50 years, and we are still stuck in low Earth orbit. 50 years, and still no cost-effective launch system.
Hmm, that might be because reality is different from science fiction. We don't have intelligent humanoid robots either or even flying cars (you'd think that one would be easy), so are those NASA's fault as well? Increase NASA's budget to more than the current fraction on one percent of the national budget and maybe we'll see some more progress
Negative moral value of force outweighs the positive value of good intentions.
But they won't be done by NASA. NASA has become too politicized, too corporate centered, and above all too risk adverse. The upcoming Orion system is just a rehash of the Saturn-5 with reused Shuttle parts. It breaks no new ground and does not push the envelope in any way. If we've learned anything in the last 50 years it is this: 1) When NASA is not pushing the envelope and taking risks it stagnates, gets sloppy, and then a mission fails. 2) You cannot explore space on the cheap.

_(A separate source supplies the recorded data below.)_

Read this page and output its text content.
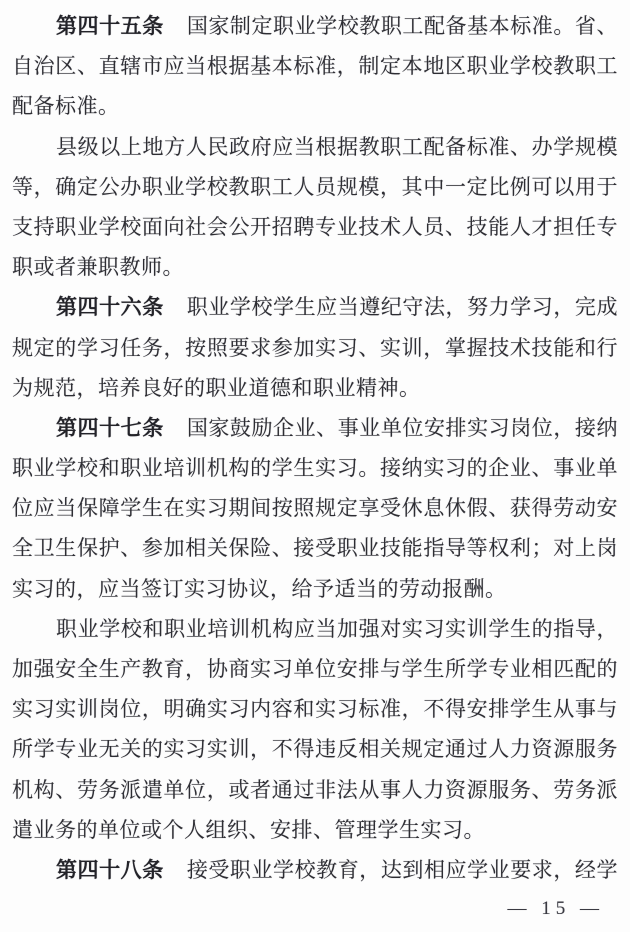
第四十五条 国家制定职业学校教职工配备基本标准。省、
自治区、直辖市应当根据基本标准，制定本地区职业学校教职工
配备标准。
县级以上地方人民政府应当根据教职工配备标准、办学规模
等，确定公办职业学校教职工人员规模，其中一定比例可以用于
支持职业学校面向社会公开招聘专业技术人员、技能人才担任专
职或者兼职教师。
第四十六条 职业学校学生应当遵纪守法，努力学习，完成
规定的学习任务，按照要求参加实习、实训，掌握技术技能和行
为规范，培养良好的职业道德和职业精神。
第四十七条 国家鼓励企业、事业单位安排实习岗位，接纳
职业学校和职业培训机构的学生实习。接纳实习的企业、事业单
位应当保障学生在实习期间按照规定享受休息休假、获得劳动安
全卫生保护、参加相关保险、接受职业技能指导等权利；对上岗
实习的，应当签订实习协议，给予适当的劳动报酬。
职业学校和职业培训机构应当加强对实习实训学生的指导，
加强安全生产教育，协商实习单位安排与学生所学专业相匹配的
实习实训岗位，明确实习内容和实习标准，不得安排学生从事与
所学专业无关的实习实训，不得违反相关规定通过人力资源服务
机构、劳务派遣单位，或者通过非法从事人力资源服务、劳务派
遣业务的单位或个人组织、安排、管理学生实习。
第四十八条 接受职业学校教育，达到相应学业要求，经学
— 15 —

NASA is now not pushing the envelope in any way and they are trying to come up with a new launch system, go to the Moon, and on to Mars without spending any more money. They will fail and people will die.
I expect to see people walking on the Moon again and possibly Mars within my lifetime. They will be European and Chinese. America will be remembered by history as the Portuguese of the 20th century. Portugal was the first nation to push out and explore the world by ship. Columbus was Portuguese. The first European to round the southern tip of Africa was Portuguese. Then they stopped and Spain, England and the Dutch took up the effort and built globe spanning empires. The US and NASA are following this same path.

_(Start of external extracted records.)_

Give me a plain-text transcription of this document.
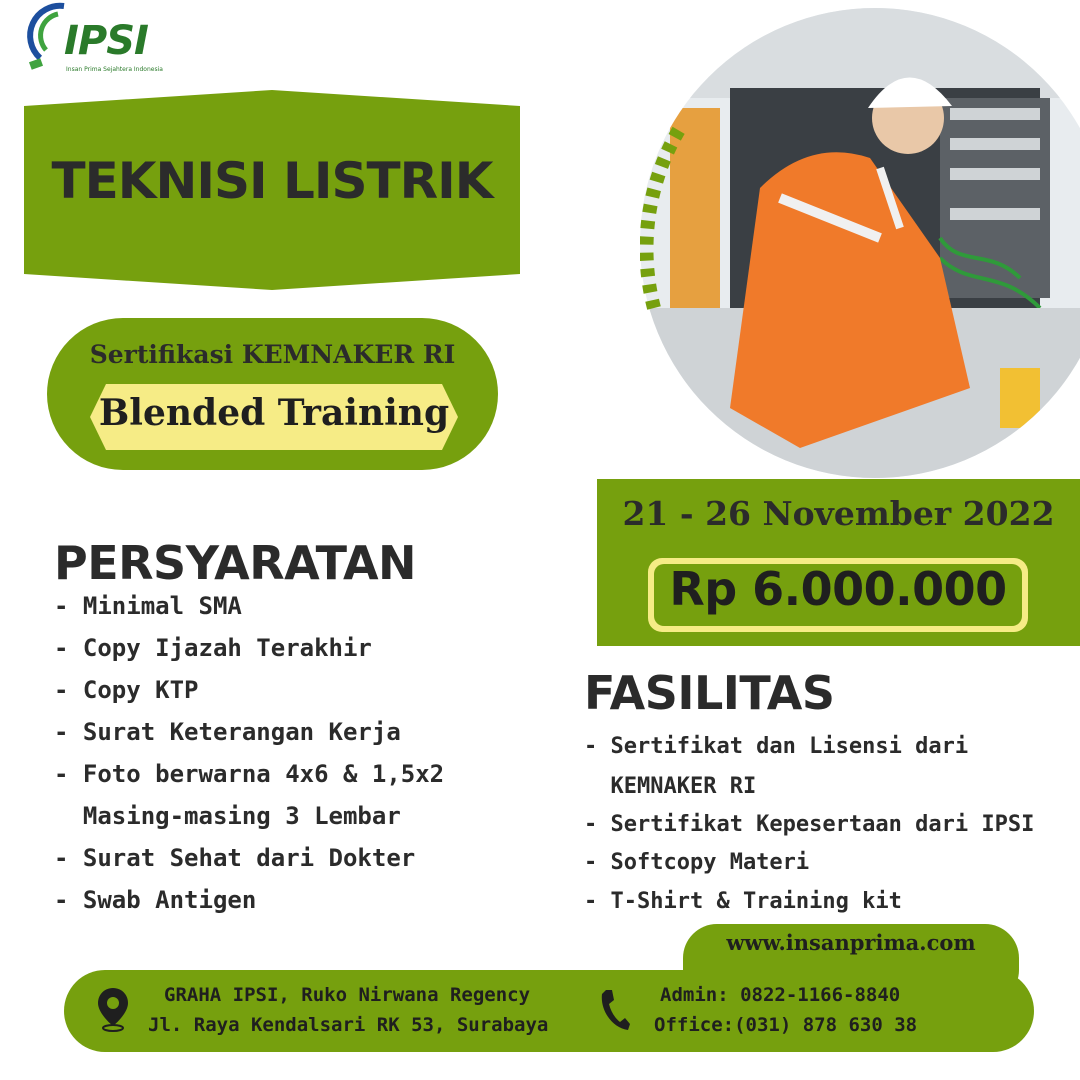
IPSI
Insan Prima Sejahtera Indonesia
TEKNISI LISTRIK
Sertifikasi KEMNAKER RI
Blended Training
21 - 26 November 2022
Rp 6.000.000
PERSYARATAN
- Minimal SMA
- Copy Ijazah Terakhir
- Copy KTP
- Surat Keterangan Kerja
- Foto berwarna 4x6 & 1,5x2
Masing-masing 3 Lembar
- Surat Sehat dari Dokter
- Swab Antigen
FASILITAS
- Sertifikat dan Lisensi dari
KEMNAKER RI
- Sertifikat Kepesertaan dari IPSI
- Softcopy Materi
- T-Shirt & Training kit
www.insanprima.com
GRAHA IPSI, Ruko Nirwana Regency
Jl. Raya Kendalsari RK 53, Surabaya
Admin: 0822-1166-8840
Office:(031) 878 630 38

It's a classic xkcd strip: http://xkcd.com/202
I just think it's been a self destructive downward spiral.
Cut funding for NASA, NASA stops doing amazing things, people stop caring about NASA, the peoples representative stop caring about NASA, cut more funding from NASA, rinse, repeat.
I wonder if we subtracted a great percentage of things like weather forecasting, satellite communications, planetary geology, solar technology, aerospace and commercial aviation advancements, awesome pictures of our Universe and other worlds, a growth in understanding of the Universe.... if people would start to care.
NASA was a catalyst behind so much stuff that everyone now takes for granted. They are the root of a giant science and technology tree.
The flaws and bureaucracy were always there. If NASA had funding and direction the flaws wouldn't be the biggest thing we notice.
To bad.
What is the return on the American investment here?
Here is a breakdown by state and here is just some of the technology that has come out of NASA.
All the Trillions of dollars the American tax payer has sent to NASA over the years.
What trillions? The total amount spent on NASA since its inception in 1958 is $592 billion. We spend that much every year on our military.